Сколько времени надо, пока все это опять войдет в колею, пока ей удастся опять подобрать все эти тонкие, неуловимые нити, которые связывают ее с мальчиком, нити, которыми она втягивает, так сказать, этот живой огонь в рамки повседневной жизни, втягивает, щадя и рамки, щадя и силу огня – огня, который со временем ярко согреет жизнь соприкоснувшихся с ним людей, за который тепло поблагодарят ее когда-нибудь люди. Он, муж, конечно, смотрит с точки зрения своей солдатской дисциплины, его самого так воспитывали, ну и сам он готов сплеча обрубить все сучки и задоринки молодого деревца, обрубить, даже не сознавая, что рубит с ними будущие ветки…

Няня маленькой Ани просовывает свою по-русски повязанную голову.

– Аню перекрестить…

– Давай! – И мать крестит девочку.

– Артемий Николаевич в комнате? – спрашивает она няню.

– Сидят у окошка.

– Свечка есть?

– Потушили. Так в темноте сидят.

– Заходила к нему?

– Заходила… Куды!.. Эх!.. – Но няня удерживается, зная, что барыня не любит нытья.

– А больше никто не заходил?

– Таня еще… кушать носила.

– Ел?

– И-и! Боже упаси, и смотреть не стал… Целый день не емши. За завтраком маковой росинки не взял в рот.

Няня вздыхает и, понижая голос, говорит:

– Белье бы ему переменить да обмыть… Это ему, поди, теперь пуще всего зазорно…

– Ты говорила ему о белье?

– Нет… Куды!.. Как только наклонилась было, а он этак плечиками как саданет меня… Вот Таню разве послушает…

– Ничего не надо говорить… Никто ничего не замечайте… Прикажи, чтобы приготовили обе ванны поскорее для всех, кроме Ани… Позови бонну… Смотри, никакого внимания…

– Будьте спокойны, – говорит сочувствующим голосом няня.

Входит фрейлейн.

Она очень жалеет, что все так случилось, но с мальчиком ничего нельзя было сделать…

– Сегодня дети берут ванну, – сухо перебивает мать, – Двадцать два градуса.

– Зер гут,[3] мадам, – говорит фрейлейн и делает книксен.

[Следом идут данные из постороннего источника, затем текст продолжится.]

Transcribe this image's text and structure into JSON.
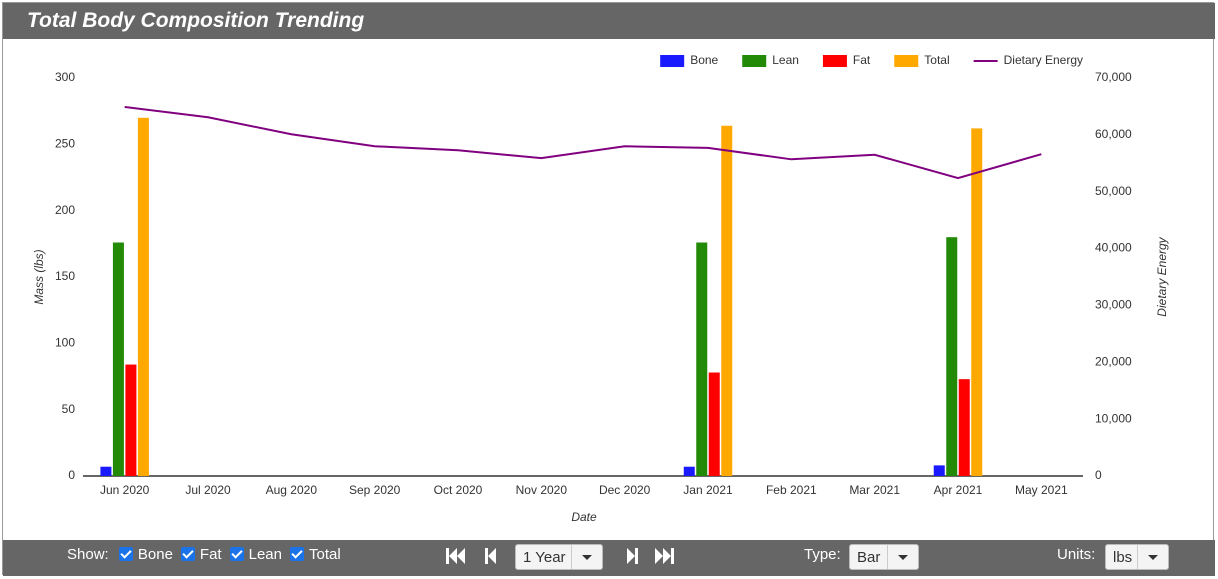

Она чувствует, что мадам недовольна, но ее совесть чиста. Она не виновата; фрейлейн Зина свидетельница, что с мальчиком нельзя было справиться. Мадам молчит; бонна знает, что это значит. Это значит, что ее оправдания не приняты.

Хотя она очень дорожит местом, но ее совесть спокойна. И, в сознании своей невинности, она скромно, но с чувством оскорбленного достоинства берется за ручку.

– Позовите Таню.

– Зер гут, мадам, – отвечает бонна и уже за дверями делает книксен.

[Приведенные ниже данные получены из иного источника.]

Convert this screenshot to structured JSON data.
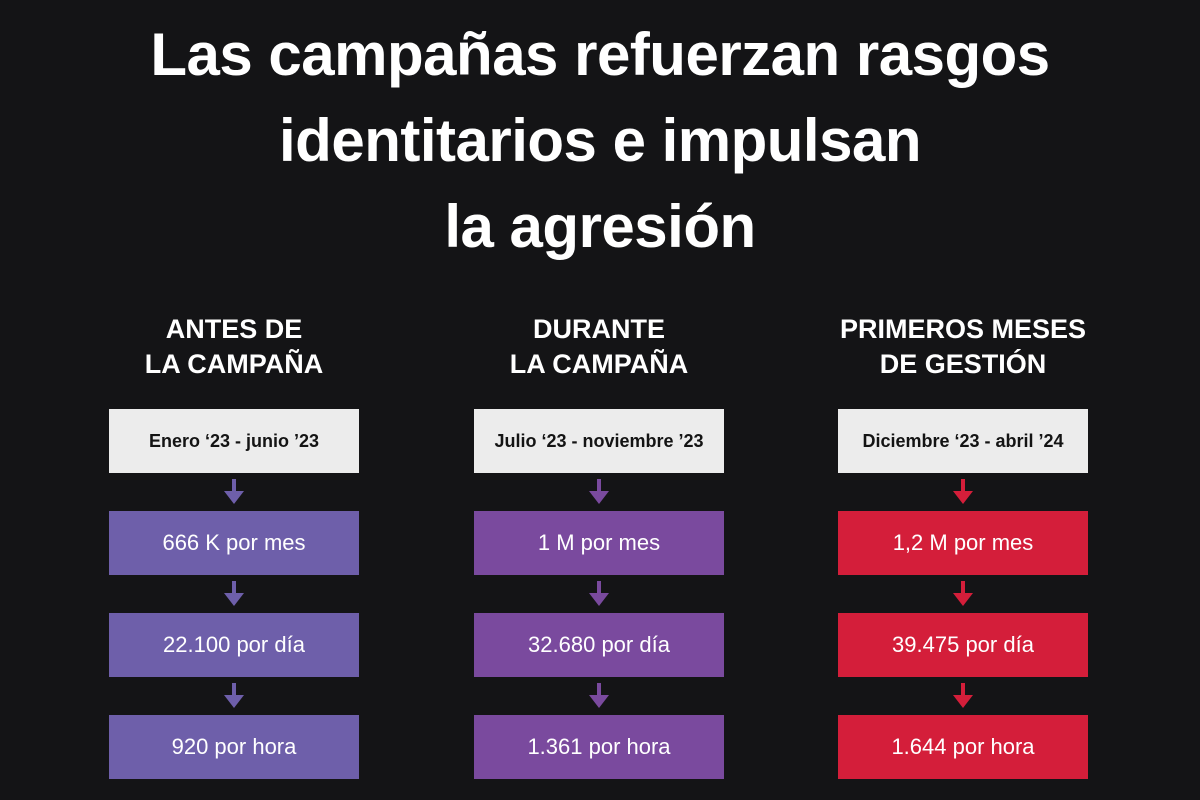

В последней нотке мадам бонна услыхала что-то такое, что возвращает ей надежду удержать за собой место, и она воскресшим голосом говорит:

– Таню, бариня идить!

Таня оправляется и входит в спальню.

Таня всегда купает Тёму. Летом, в те дни, когда детей не мылили, ему разрешалось самому купаться, без помощи Тани, и это доставляло Тёме всегда громадное удовольствие: он купался, как папа, один.

– Если Артемий Николаевич пожелает купаться один, пусть купается. Перед тем как вести его в ванную, положи на стол кусок хлеба – не отрезанный, а так, отломанный, как будто нечаянно его забыли. Понимаешь?

Таня давно все поняла и весело и ласково отвечает:

– Понимаю, сударыня!

– Купаться будут все; сначала барышни, а потом Артемий Николаевич. Ванну на двадцать два градуса. Ступай!

Но тотчас же мать снова позвала Таню и прибавила:

– Таня, перед тем как поведешь Артемия Николаевича, убавь в ванной свет в лампе так, чтобы был полумрак. И поведешь его не через детскую, а прямо через девичью… И чтоб никого в это время не было, когда он будет идти. В девичьей тоже убавь свет.

– Слушаю-с.

Купанье – всегда событие и всегда приятное. Но на этот раз в детской оживление слабое. Дети находятся под влиянием наказания брата, а главное – нет поджигателя обычного возбуждения, Тёмы. Дети идут как-то лениво, купанье какое-то неудачное, поспешное, и через двадцать минут они уже, в белых чепчиках, гуськом возвращаются назад в детскую.

Под дыханием мягкой южной ночи мать Тёмы возбужденно ходит по комнате.

По свойству своей оптимистической натуры она не хочет больше думать о настоящем: оно будет исправлено, ошибка не повторится, и довольно.

Чтобы развлечь себя, она вышла на террасу подышать свежим воздухом.

Она видит в окно возвращающееся из ванной шествие и останавливается.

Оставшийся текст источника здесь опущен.